I am certain that many of us never tried to understand if Qandeel was actually the same person off the internet or not. Well, according to the drama, she was a quite normal human being otherwise. From Fouzia’s first marriage where she survived domestic abuse to her job as a bus hostess during which she was harassed and from her disturbed family life to her transformation as a model, the drama will walk you through all of it. It does miss out on the controversy that was created due to a picture of Qandeel and a Maulvi though. I have yet to research about that.

Even then, it was only after watching Baaghi that I came close to understand the circumstances that made Qandeel who she was, before she was killed in the name of “honour” by her own brother. Of course, the idea of an honour killing enraged me since Day 1. However, ever since I have come to know a bit more of her story, it saddens me. Can you imagine your loved ones turning against you? Isn’t it painful?
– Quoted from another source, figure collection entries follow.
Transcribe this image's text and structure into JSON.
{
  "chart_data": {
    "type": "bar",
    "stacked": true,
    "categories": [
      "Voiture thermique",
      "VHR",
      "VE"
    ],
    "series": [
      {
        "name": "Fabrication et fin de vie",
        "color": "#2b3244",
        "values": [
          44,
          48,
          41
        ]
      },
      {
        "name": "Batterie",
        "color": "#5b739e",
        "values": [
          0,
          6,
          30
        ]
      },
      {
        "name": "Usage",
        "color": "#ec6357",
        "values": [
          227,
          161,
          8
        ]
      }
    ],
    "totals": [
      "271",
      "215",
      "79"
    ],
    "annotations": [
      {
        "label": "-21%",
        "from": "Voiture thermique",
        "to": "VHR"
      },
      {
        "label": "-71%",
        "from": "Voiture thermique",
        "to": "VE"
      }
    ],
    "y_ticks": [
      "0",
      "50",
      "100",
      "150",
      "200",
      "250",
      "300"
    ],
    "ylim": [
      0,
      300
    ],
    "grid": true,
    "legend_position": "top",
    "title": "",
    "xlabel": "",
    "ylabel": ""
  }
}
Baaghi’s last episode is heart-wrenching. Without a doubt, Saba Qamar has done an outstanding job, ensuring that the audience is glued to their screens. You are a really strong person if you were able to see her murder scenes without shedding a tear or two. As she was being asphyxiated by her own dearly brother, the drama showed flashbacks of all the happy-go-lucky moments the two siblings once shared as well as the moments where Munna, Qandeel’s “honourable” brother was taunted because of her “inappropriate videos”.

While no one can obviously understand the excruciating pain Qandeel went through, the flashbacks give us an idea of the disappointment she faced from her family’s side. Imagine breaking your own rules and draining yourself physically as well as mentally, for the sake of people you love, only to get this at the end. I am sorry to say this but I believe that a part of Munna lies in almost every brother out there, no matter if he’s educated or not.

The last episode of Baaghi ends with a few soul-stirring questions that Qandeel left for our society to ponder over. These questions recorded in Saba Qamar’s voice will whiz through your mind like a bullet and ensure that you give them a thought. As Osman Khalid Butt said, the lines were a punch to the gut. Here’s what the lines say:

“Main muashrey key liye kharab thi. Lougoun key ikhlaq key liye khatra thi. Main jaisi bhi thi, aap ki dunya se chali gayi. Apni koi bhi safai paish kiey bagair, mae sirf yae poochna chahti hun key ab toh burayi khatam ho gayi na? Logon ke ikhlaaq bhi bach gaye. Muashra, uss ka kya hua? Muashra theek ho gaya?”


“I was a threat to the society and to the character of many people. Whatever I was, I have left your world. Without giving any justifications, I just have one question. The world is pure now, right? People’s characters are saved now, right? And what about the society? Is it all pure now?”


My point is also not to “glorify” Qandeel. Being a modest person myself, neither did I ever support the path she opted for nor did I ever believe in her as the “epitome of women empowerment”. All I am saying is that if Baaghi is based on a real story then this is not what Qandeel Baloch deserved. This is not the end she deserved, especially when she was very close to a fresh start.